SpaceX will be conducting its sixth test of its Starship rocket, the largest and most powerful rocket ever built, which it soon hopes to use to deliver more of its Starlink communications satellites into orbit and to carry NASA astronauts to the moon. Eventually, Mr. Musk wants to use Starship to take humans to Mars.
The test launch is planned for 5 p.m. Eastern time. Mr. Trump’s plans could always change.
Mr. Musk has been a ubiquitous presence during the presidential transition, frequently attending meetings with Mr. Trump at Mar-a-Lago and sitting in on job interviews for his administration. He traveled with Mr. Trump to Washington, accompanying the president-elect at a meeting with House Republicans. He sat ringside with Mr. Trump at an Ultimate Fighting Championship in New York over the weekend.
SpaceX’s rocket launches have become major media moments for his fans and inner circle, who trek to watch them live. And Mr. Trump has made no secret of his admiration for Mr. Musk’s rocket launches. In the final stretch of Mr. Trump’s campaign, he would frequently interrupt his own political messaging to marvel over SpaceX, particularly the moment when a reusable booster rocket was recaptured at the launchpad by a pair of mechanical arms. Mr. Trump, who made a habit of flitting from topic to topic, would spend a minute or two describing the rocket booster’s recovery with awe.
By the end of his campaign, Mr. Trump was repeating the same well-worn story at nearly every rally: that he had been on the phone with some business leader but had been so captivated by footage of the Starship test that he put the call on hold. (The length that Mr. Trump left the man hanging on the other end of the phone has varied from day to day. By his final rally of the campaign, in Grand Rapids, Mich., Mr. Trump said “that guy was holding, like, for an hour and a half.”)
The stakes for Mr. Musk go beyond having the president-elect’s admiration.

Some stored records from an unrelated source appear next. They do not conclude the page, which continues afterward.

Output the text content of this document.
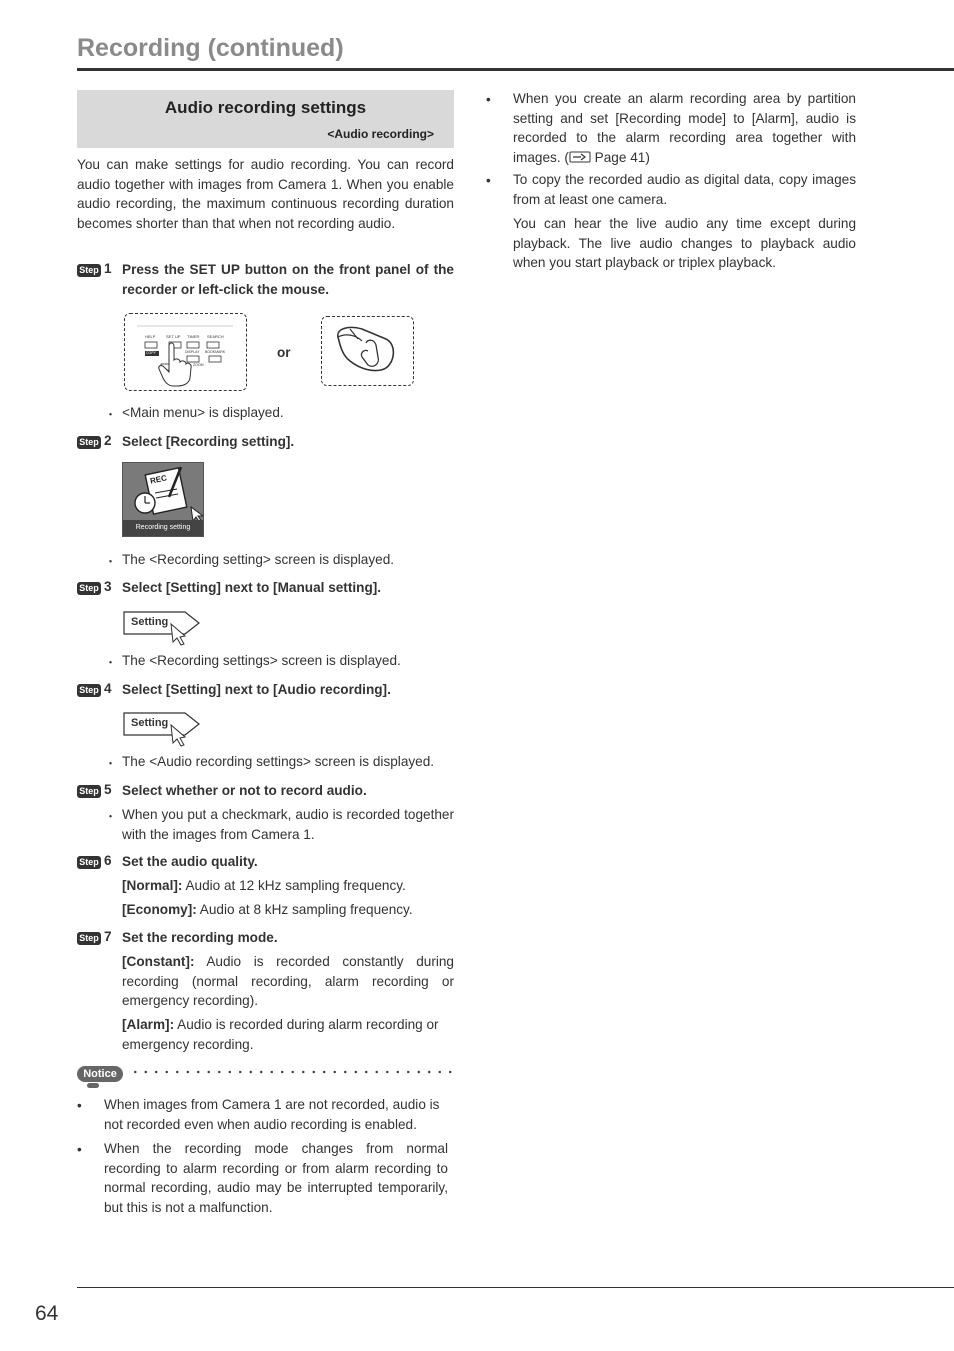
Recording (continued)
Audio recording settings
<Audio recording>

You can make settings for audio recording. You can record audio together with images from Camera 1. When you enable audio recording, the maximum continuous recording duration becomes shorter than that when not recording audio.

Step 1 Press the SET UP button on the front panel of the recorder or left-click the mouse.
HELP	SET UP TIMER SEARCH
COPY	DISPLAY BOOKMARK
ZOOM
or
・ <Main menu> is displayed.
Step 2 Select [Recording setting].
REC
Recording setting
・ The <Recording setting> screen is displayed.
Step 3 Select [Setting] next to [Manual setting].
Setting
・ The <Recording settings> screen is displayed.
Step 4 Select [Setting] next to [Audio recording].
Setting
・ The <Audio recording settings> screen is displayed.
Step 5 Select whether or not to record audio.
・ When you put a checkmark, audio is recorded together with the images from Camera 1.
Step 6 Set the audio quality.
[Normal]: Audio at 12 kHz sampling frequency.
[Economy]: Audio at 8 kHz sampling frequency.
Step 7 Set the recording mode.
[Constant]: Audio is recorded constantly during recording (normal recording, alarm recording or emergency recording).
[Alarm]: Audio is recorded during alarm recording or emergency recording.
Notice
• When images from Camera 1 are not recorded, audio is not recorded even when audio recording is enabled.
• When the recording mode changes from normal recording to alarm recording or from alarm recording to normal recording, audio may be interrupted temporarily, but this is not a malfunction.
• When you create an alarm recording area by partition setting and set [Recording mode] to [Alarm], audio is recorded to the alarm recording area together with images. ( Page 41)
• To copy the recorded audio as digital data, copy images from at least one camera.
You can hear the live audio any time except during playback. The live audio changes to playback audio when you start playback or triplex playback.
64
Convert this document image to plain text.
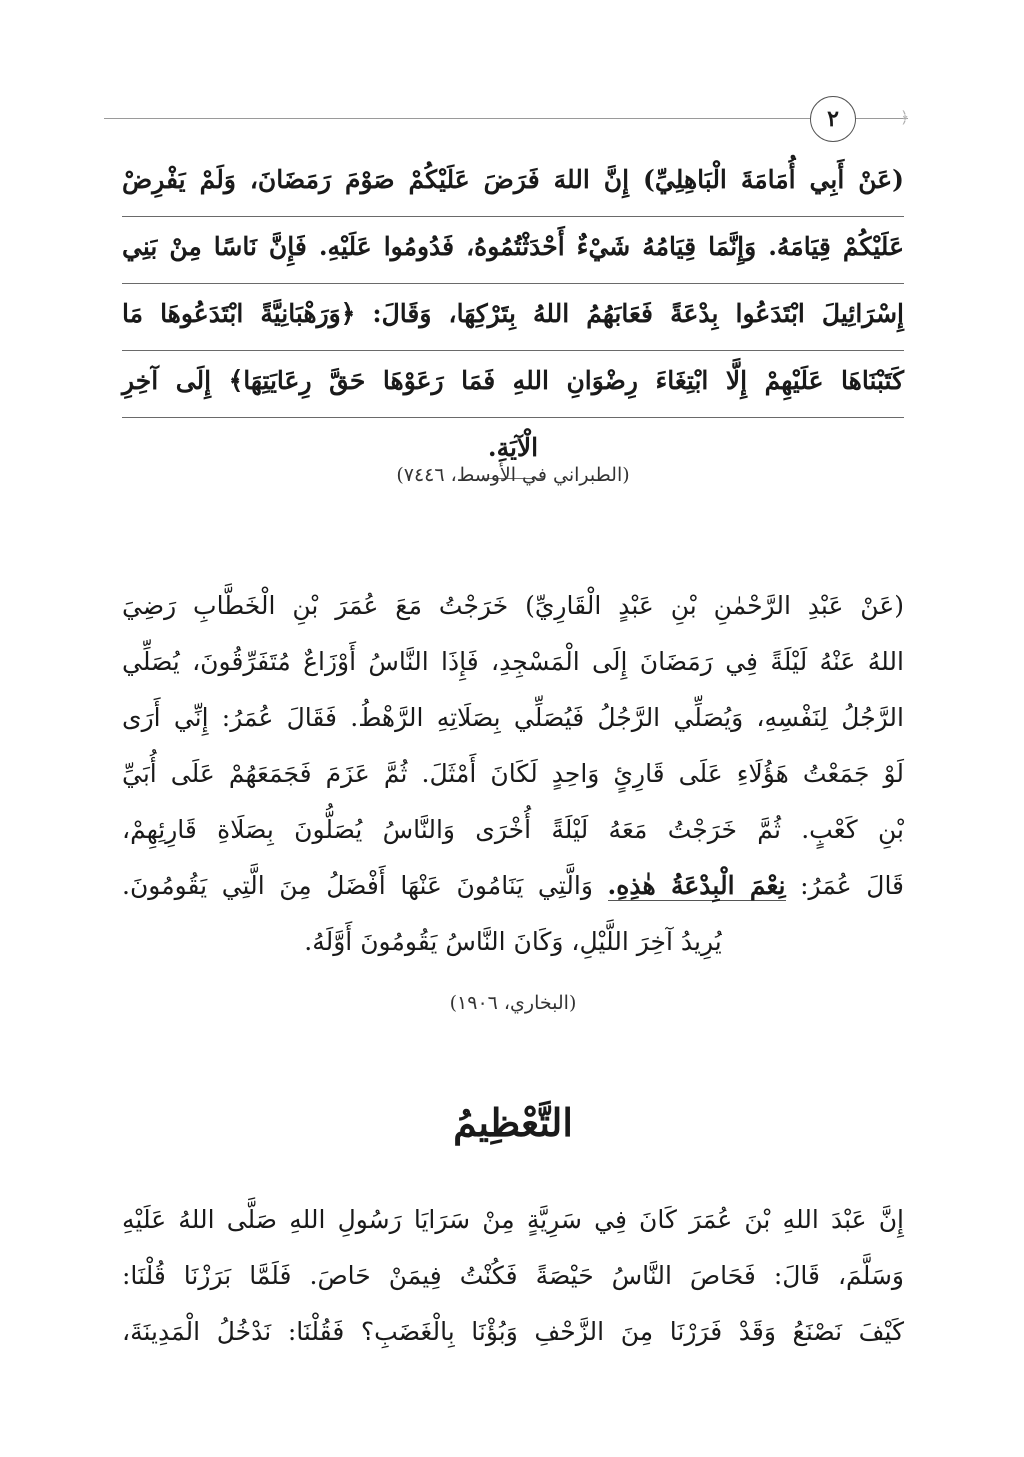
﴿
٢
(عَنْ أَبِي أُمَامَةَ الْبَاهِلِيِّ) إِنَّ اللهَ فَرَضَ عَلَيْكُمْ صَوْمَ رَمَضَانَ، وَلَمْ يَفْرِضْ
عَلَيْكُمْ قِيَامَهُ. وَإِنَّمَا قِيَامُهُ شَيْءٌ أَحْدَثْتُمُوهُ، فَدُومُوا عَلَيْهِ. فَإِنَّ نَاسًا مِنْ بَنِي
إِسْرَائِيلَ ابْتَدَعُوا بِدْعَةً فَعَابَهُمُ اللهُ بِتَرْكِهَا، وَقَالَ: ﴿وَرَهْبَانِيَّةً ابْتَدَعُوهَا مَا
كَتَبْنَاهَا عَلَيْهِمْ إِلَّا ابْتِغَاءَ رِضْوَانِ اللهِ فَمَا رَعَوْهَا حَقَّ رِعَايَتِهَا﴾ إِلَى آخِرِ
الْآيَةِ.
(الطبراني في الأوسط، ٧٤٤٦)
(عَنْ عَبْدِ الرَّحْمٰنِ بْنِ عَبْدٍ الْقَارِيِّ) خَرَجْتُ مَعَ عُمَرَ بْنِ الْخَطَّابِ رَضِيَ
اللهُ عَنْهُ لَيْلَةً فِي رَمَضَانَ إِلَى الْمَسْجِدِ، فَإِذَا النَّاسُ أَوْزَاعٌ مُتَفَرِّقُونَ، يُصَلِّي
الرَّجُلُ لِنَفْسِهِ، وَيُصَلِّي الرَّجُلُ فَيُصَلِّي بِصَلَاتِهِ الرَّهْطُ. فَقَالَ عُمَرُ: إِنِّي أَرَى
لَوْ جَمَعْتُ هَؤُلَاءِ عَلَى قَارِئٍ وَاحِدٍ لَكَانَ أَمْثَلَ. ثُمَّ عَزَمَ فَجَمَعَهُمْ عَلَى أُبَيِّ
بْنِ كَعْبٍ. ثُمَّ خَرَجْتُ مَعَهُ لَيْلَةً أُخْرَى وَالنَّاسُ يُصَلُّونَ بِصَلَاةِ قَارِئِهِمْ،
قَالَ عُمَرُ: نِعْمَ الْبِدْعَةُ هٰذِهِ. وَالَّتِي يَنَامُونَ عَنْهَا أَفْضَلُ مِنَ الَّتِي يَقُومُونَ.
يُرِيدُ آخِرَ اللَّيْلِ، وَكَانَ النَّاسُ يَقُومُونَ أَوَّلَهُ.
(البخاري، ١٩٠٦)
التَّعْظِيمُ
إِنَّ عَبْدَ اللهِ بْنَ عُمَرَ كَانَ فِي سَرِيَّةٍ مِنْ سَرَايَا رَسُولِ اللهِ صَلَّى اللهُ عَلَيْهِ
وَسَلَّمَ، قَالَ: فَحَاصَ النَّاسُ حَيْصَةً فَكُنْتُ فِيمَنْ حَاصَ. فَلَمَّا بَرَزْنَا قُلْنَا:
كَيْفَ نَصْنَعُ وَقَدْ فَرَرْنَا مِنَ الزَّحْفِ وَبُؤْنَا بِالْغَضَبِ؟ فَقُلْنَا: نَدْخُلُ الْمَدِينَةَ،
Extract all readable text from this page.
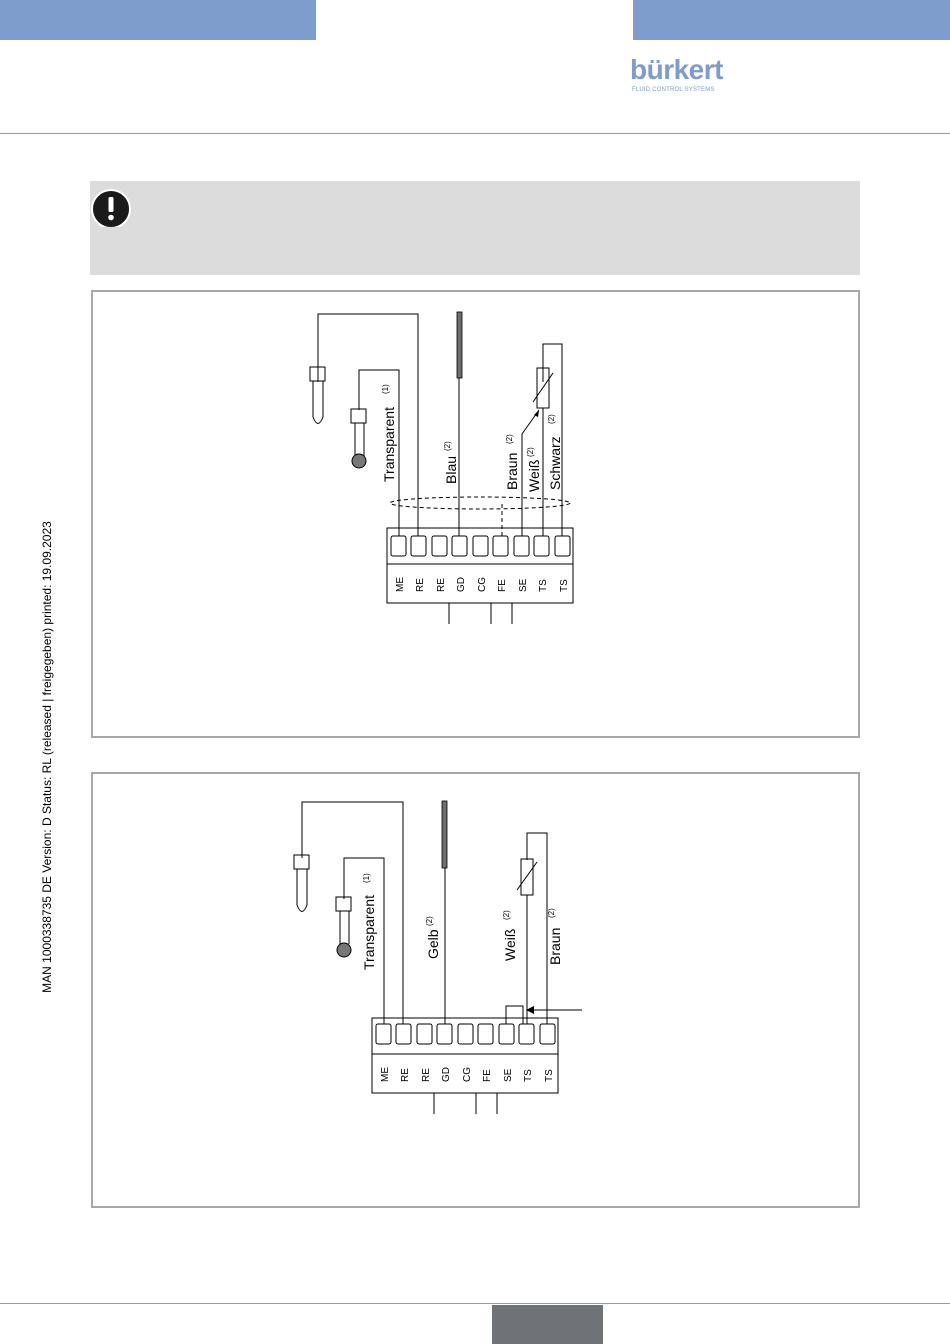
bürkert
FLUID CONTROL SYSTEMS
Transparent
(1)
Blau
(2)
Braun
(2)
Weiß
(2) Schwarz
(2)
ME RE RE GD CG FE SE TS TS
Transparent
(1)
Gelb
(2)
Weiß
(2)
Braun
(2)
ME RE RE GD CG FE SE TS TS
MAN 1000338735 DE Version: D Status: RL (released | freigegeben) printed: 19.09.2023
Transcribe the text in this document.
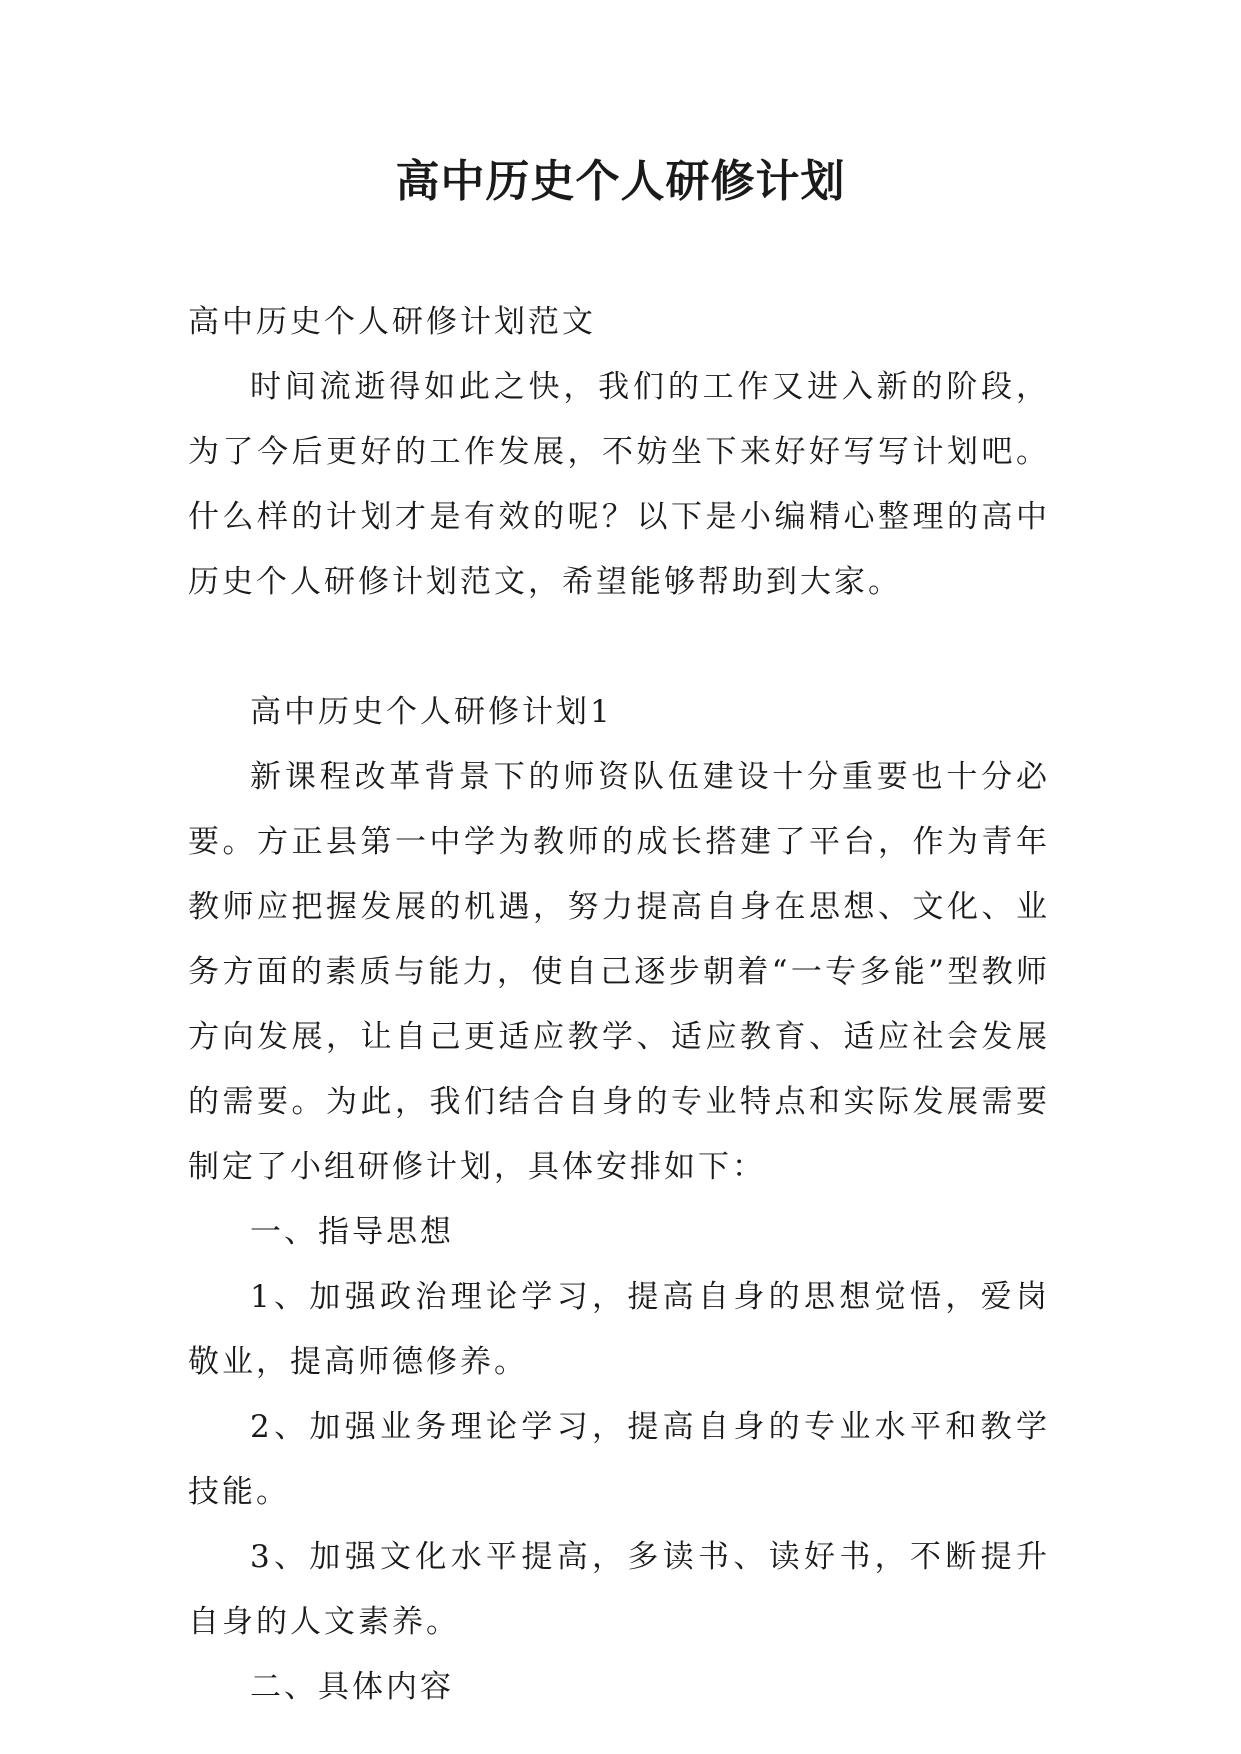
高中历史个人研修计划

高中历史个人研修计划范文

时间流逝得如此之快，我们的工作又进入新的阶段，为了今后更好的工作发展，不妨坐下来好好写写计划吧。什么样的计划才是有效的呢？以下是小编精心整理的高中历史个人研修计划范文，希望能够帮助到大家。

高中历史个人研修计划1

新课程改革背景下的师资队伍建设十分重要也十分必要。方正县第一中学为教师的成长搭建了平台，作为青年教师应把握发展的机遇，努力提高自身在思想、文化、业务方面的素质与能力，使自己逐步朝着“一专多能”型教师方向发展，让自己更适应教学、适应教育、适应社会发展的需要。为此，我们结合自身的专业特点和实际发展需要制定了小组研修计划，具体安排如下：

一、指导思想

1、加强政治理论学习，提高自身的思想觉悟，爱岗敬业，提高师德修养。

2、加强业务理论学习，提高自身的专业水平和教学技能。

3、加强文化水平提高，多读书、读好书，不断提升自身的人文素养。

二、具体内容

Delays in the approval of launch licenses by the Federal Aviation Administration and Interior Department, as well as fines for environmental violations imposed by the Environmental Protection Agency, have been a great source of frustration for Mr. Musk. This is in part what inspired him to push Mr. Trump to name him to run the so-called Department of Government Efficiency, a role to which Mr. Trump also named Vivek Ramaswamy, a former Republican challenger who dropped out of the 2024 presidential race and became a fervent Trump acolyte. The newly announced entity — whose acronym, DOGE, can be read as a play on Mr. Musk’s cryptocurrency Dogecoin — will look for up to $2 trillion in federal spending to cut by July 2026.
Mr. Musk’s roles as government official and entrepreneur have drawn scrutiny over the possibility of conflicts of interest. The federal government has already committed as much as $4.4 billion to SpaceX to pay for Starship missions to the moon, but Mr. Musk will almost certainly seek billions of dollars in additional contracts, including with the Pentagon, which is considering using it to rapidly ship cargo across the world and for other military missions.